Jakarta, BeritaKoran — Direktur Utama Perusahaan Daerah (PD) Dharma Jaya Marina Ratna Dwi Kusumajati mulai enggan berbicara terkait rencana pengunduran dirinya setelah dana Public Service Obligation (PSO) cair.

Marina yang sebelumnya sempat mengancam akan mundur mengaku bakal berbicara tentang pengunduran dirinya di waktu yang tepat.

“Minggu depan saja,” kata Marina kepada CNN Indonesia.com, Sabtu (17/3).

Marina membenarkan pemerintah provinsi telah mencairkan dana PSO sebesar Rp54 miliar untuk PD Dharma Jaya, Kamis (15/3).

“Sudah dibayar Rp13 miliar untuk reimburse bulan Desember dan Rp41,7 untuk DP (pengadaan daging 2018),” ujar Marina.

Dia juga memastikan bahwa pemberian daging untuk penerima KJP tidak terkendala akibat permasalahan internal PD Dharma Jaya.

“Karena sesuai program yang sudah cair dijalankan akan tetap dijalnin seperti kemarin. Utang sih tetap ada tapi putaran bisnisnya biasa flow yang biasa terjadi,” ujar Marina.

Komentar Sandiaga

Sementara disinggung soal pengunduran diri Marina, Gubernur DKI Jakarta Sandiaga Uno meyakini Marina sudah menyiapkan penggantinya sendiri.

“Bu Marina pasti dia sendiri yang menyiapkan penggantinya. Kalau CEO yang baik itu waktu usaha saya, saya siapkan pengganti saya,” kata Sandi di Hutan Taman Kota Sangga Buana, Jakarta, Sabtu (17/3).

Sandi mengakui setiap perusahaan memiliki rencana pergantian alias succession plan, tak terkecuali DKI. Namun, Sandi tak ingin blak-blakan terkait pengganti Marina.
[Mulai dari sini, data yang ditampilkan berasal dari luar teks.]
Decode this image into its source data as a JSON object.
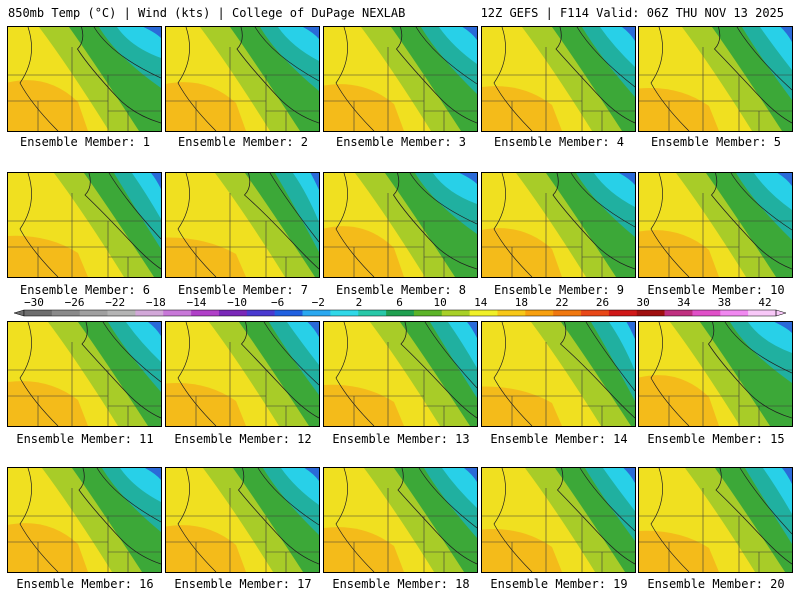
{
  "header": {
    "left": "850mb Temp (°C) | Wind (kts) | College of DuPage NEXLAB",
    "right": "12Z GEFS | F114 Valid: 06Z THU NOV 13 2025"
  },
  "members": [
    "Ensemble Member: 1",
    "Ensemble Member: 2",
    "Ensemble Member: 3",
    "Ensemble Member: 4",
    "Ensemble Member: 5",
    "Ensemble Member: 6",
    "Ensemble Member: 7",
    "Ensemble Member: 8",
    "Ensemble Member: 9",
    "Ensemble Member: 10",
    "Ensemble Member: 11",
    "Ensemble Member: 12",
    "Ensemble Member: 13",
    "Ensemble Member: 14",
    "Ensemble Member: 15",
    "Ensemble Member: 16",
    "Ensemble Member: 17",
    "Ensemble Member: 18",
    "Ensemble Member: 19",
    "Ensemble Member: 20"
  ],
  "colorbar": {
    "tick_labels": [
      "−30",
      "−26",
      "−22",
      "−18",
      "−14",
      "−10",
      "−6",
      "−2",
      "2",
      "6",
      "10",
      "14",
      "18",
      "22",
      "26",
      "30",
      "34",
      "38",
      "42"
    ],
    "colors": [
      "#6e6e6e",
      "#8a8a8a",
      "#a0a0a0",
      "#b4b4b4",
      "#d2a8d8",
      "#c878d8",
      "#b040c8",
      "#7a28b8",
      "#4a3ad0",
      "#2060e0",
      "#2aa8f0",
      "#30d8e8",
      "#28c8a8",
      "#20a050",
      "#5cb428",
      "#a8d028",
      "#f0f028",
      "#f8c818",
      "#f8a010",
      "#f07810",
      "#e84818",
      "#d01818",
      "#a01010",
      "#c03080",
      "#e050c8",
      "#f088f0",
      "#f8c8f8"
    ]
  }
}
“Kita di setiap perusahaan di DKI ada succession plan. Selain itu setiap CEO yang ditunjuk harus sudah siapkan pengganti,” kata dia.

Marina sebelumnya mengaku telah mengajukan permohonan pengunduran diri Sandi secara langsung. Alasannya, kecewa dengan satuan kerja perangkat deerah (SKPD) DKI Jakarta era pemerintahan Anies-Sandi yang dinilainya tidak kooperatif.
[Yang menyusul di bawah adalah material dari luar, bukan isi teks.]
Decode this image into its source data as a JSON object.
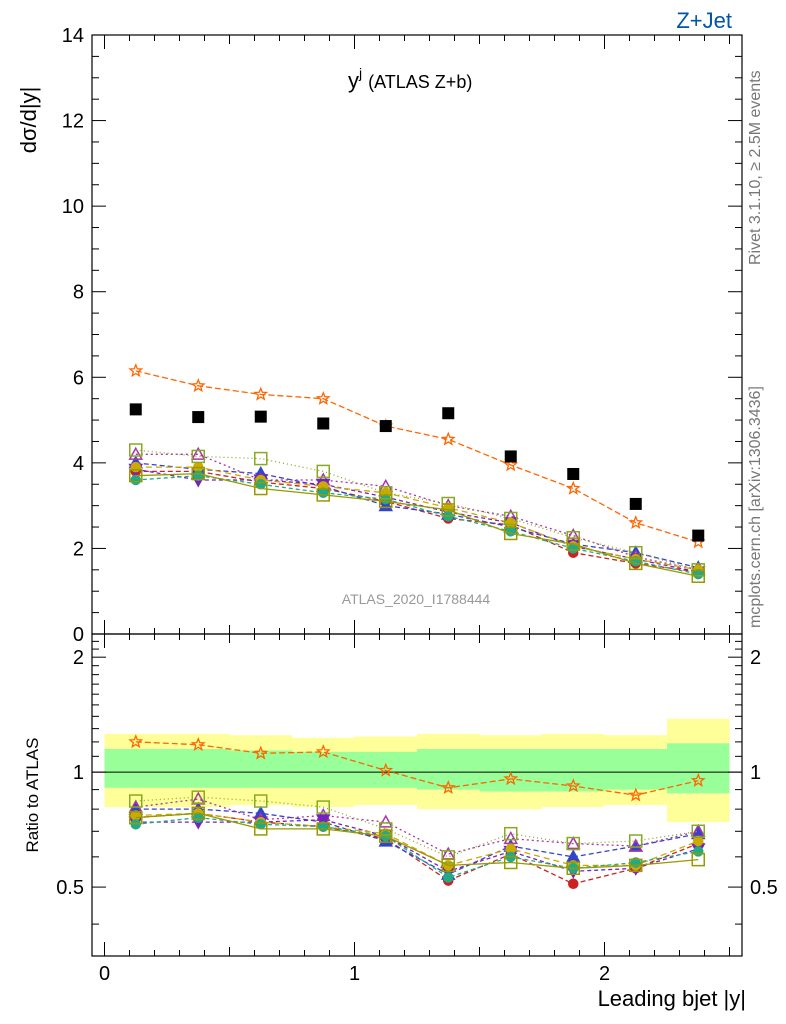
{
  "header": {
    "group_label": "Z+Jet",
    "group_label_color": "#0055aa",
    "side_note_top": "Rivet 3.1.10, ≥ 2.5M events",
    "side_note_bottom": "mcplots.cern.ch [arXiv:1306.3436]",
    "analysis_id": "ATLAS_2020_I1788444"
  },
  "chart_data": [
    {
      "type": "scatter",
      "panel": "main",
      "title_main": "y",
      "title_sup": "j",
      "title_rest": "(ATLAS Z+b)",
      "ylabel": "dσ/d|y|",
      "ylim": [
        0,
        14
      ],
      "xlim": [
        -0.05,
        2.55
      ],
      "yticks": [
        0,
        2,
        4,
        6,
        8,
        10,
        12,
        14
      ],
      "x": [
        0.125,
        0.375,
        0.625,
        0.875,
        1.125,
        1.375,
        1.625,
        1.875,
        2.125,
        2.375
      ],
      "data_series": {
        "name": "ATLAS",
        "color": "#000000",
        "values": [
          5.25,
          5.07,
          5.08,
          4.92,
          4.86,
          5.16,
          4.15,
          3.74,
          3.04,
          2.3
        ]
      },
      "series": [
        {
          "color": "#ff6600",
          "dash": "6,3",
          "marker": "star",
          "values": [
            6.15,
            5.8,
            5.6,
            5.5,
            4.86,
            4.55,
            3.95,
            3.4,
            2.6,
            2.15
          ]
        },
        {
          "color": "#cc2222",
          "dash": "5,3",
          "marker": "circle",
          "values": [
            3.8,
            3.8,
            3.55,
            3.4,
            3.1,
            2.7,
            2.55,
            1.9,
            1.65,
            1.45
          ]
        },
        {
          "color": "#3344cc",
          "dash": "5,3",
          "marker": "triangle",
          "values": [
            4.0,
            3.85,
            3.75,
            3.45,
            3.0,
            2.8,
            2.5,
            2.1,
            1.9,
            1.55
          ]
        },
        {
          "color": "#aa33aa",
          "dash": "2,3",
          "marker": "triangle-open",
          "values": [
            4.2,
            4.2,
            3.6,
            3.6,
            3.45,
            3.0,
            2.75,
            2.3,
            1.8,
            1.5
          ]
        },
        {
          "color": "#7722bb",
          "dash": "4,3",
          "marker": "triangle-down",
          "values": [
            3.85,
            3.6,
            3.6,
            3.5,
            3.2,
            2.85,
            2.6,
            2.05,
            1.75,
            1.45
          ]
        },
        {
          "color": "#ccaa00",
          "dash": "6,4",
          "marker": "circle",
          "values": [
            3.9,
            3.9,
            3.6,
            3.45,
            3.3,
            2.95,
            2.6,
            2.05,
            1.75,
            1.5
          ]
        },
        {
          "color": "#22aa88",
          "dash": "4,3",
          "marker": "circle",
          "values": [
            3.6,
            3.7,
            3.5,
            3.3,
            3.15,
            2.75,
            2.4,
            2.0,
            1.7,
            1.4
          ]
        },
        {
          "color": "#88aa22",
          "dash": "1,3",
          "marker": "square-open",
          "values": [
            4.3,
            4.15,
            4.1,
            3.8,
            3.3,
            3.05,
            2.7,
            2.25,
            1.9,
            1.5
          ]
        },
        {
          "color": "#999900",
          "dash": "",
          "marker": "square-open",
          "values": [
            3.7,
            3.75,
            3.4,
            3.25,
            3.1,
            2.9,
            2.35,
            2.1,
            1.65,
            1.35
          ]
        }
      ]
    },
    {
      "type": "scatter",
      "panel": "ratio",
      "ylabel": "Ratio to ATLAS",
      "ylim": [
        0.33,
        2.3
      ],
      "yscale": "log",
      "yticks": [
        0.5,
        1,
        2
      ],
      "ytick_labels": [
        "0.5",
        "1",
        "2"
      ],
      "xlim": [
        -0.05,
        2.55
      ],
      "xticks": [
        0,
        1,
        2
      ],
      "xlabel": "Leading bjet |y|",
      "x": [
        0.125,
        0.375,
        0.625,
        0.875,
        1.125,
        1.375,
        1.625,
        1.875,
        2.125,
        2.375
      ],
      "reference_line": 1,
      "band_outer": {
        "color": "#ffff99",
        "lo": [
          0.81,
          0.81,
          0.82,
          0.81,
          0.82,
          0.8,
          0.8,
          0.81,
          0.82,
          0.74
        ],
        "hi": [
          1.26,
          1.26,
          1.25,
          1.23,
          1.24,
          1.26,
          1.25,
          1.26,
          1.25,
          1.38
        ]
      },
      "band_inner": {
        "color": "#99ff99",
        "lo": [
          0.91,
          0.91,
          0.91,
          0.91,
          0.91,
          0.9,
          0.89,
          0.89,
          0.9,
          0.88
        ],
        "hi": [
          1.15,
          1.15,
          1.14,
          1.13,
          1.13,
          1.15,
          1.15,
          1.15,
          1.15,
          1.19
        ]
      },
      "series": [
        {
          "color": "#ff6600",
          "dash": "6,3",
          "marker": "star",
          "values": [
            1.2,
            1.18,
            1.12,
            1.13,
            1.01,
            0.91,
            0.96,
            0.92,
            0.87,
            0.95
          ]
        },
        {
          "color": "#cc2222",
          "dash": "5,3",
          "marker": "circle",
          "values": [
            0.76,
            0.78,
            0.74,
            0.72,
            0.67,
            0.52,
            0.61,
            0.51,
            0.56,
            0.65
          ]
        },
        {
          "color": "#3344cc",
          "dash": "5,3",
          "marker": "triangle",
          "values": [
            0.8,
            0.8,
            0.78,
            0.74,
            0.66,
            0.54,
            0.64,
            0.6,
            0.64,
            0.69
          ]
        },
        {
          "color": "#aa33aa",
          "dash": "2,3",
          "marker": "triangle-open",
          "values": [
            0.81,
            0.85,
            0.75,
            0.77,
            0.74,
            0.61,
            0.67,
            0.65,
            0.64,
            0.7
          ]
        },
        {
          "color": "#7722bb",
          "dash": "4,3",
          "marker": "triangle-down",
          "values": [
            0.74,
            0.74,
            0.74,
            0.75,
            0.68,
            0.55,
            0.62,
            0.55,
            0.56,
            0.63
          ]
        },
        {
          "color": "#ccaa00",
          "dash": "6,4",
          "marker": "circle",
          "values": [
            0.77,
            0.78,
            0.74,
            0.72,
            0.69,
            0.57,
            0.63,
            0.57,
            0.57,
            0.66
          ]
        },
        {
          "color": "#22aa88",
          "dash": "4,3",
          "marker": "circle",
          "values": [
            0.73,
            0.76,
            0.73,
            0.72,
            0.68,
            0.53,
            0.6,
            0.56,
            0.58,
            0.62
          ]
        },
        {
          "color": "#88aa22",
          "dash": "1,3",
          "marker": "square-open",
          "values": [
            0.84,
            0.86,
            0.84,
            0.81,
            0.71,
            0.6,
            0.69,
            0.65,
            0.66,
            0.7
          ]
        },
        {
          "color": "#999900",
          "dash": "",
          "marker": "square-open",
          "values": [
            0.76,
            0.78,
            0.71,
            0.71,
            0.68,
            0.57,
            0.58,
            0.56,
            0.57,
            0.59
          ]
        }
      ]
    }
  ]
}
“Kerja sama dengan SKPD tuh beda dengan gubernur lama,” kata Marina.

Ia mencontohkan lambannya proses verifikasi yang dilakukan Dinas Ketahanan Pangan, Kelautan, dan Pertanian (KPKP) Provinsi DKI yang bertanggung jawab dalam proses pencairan uang muka PSO.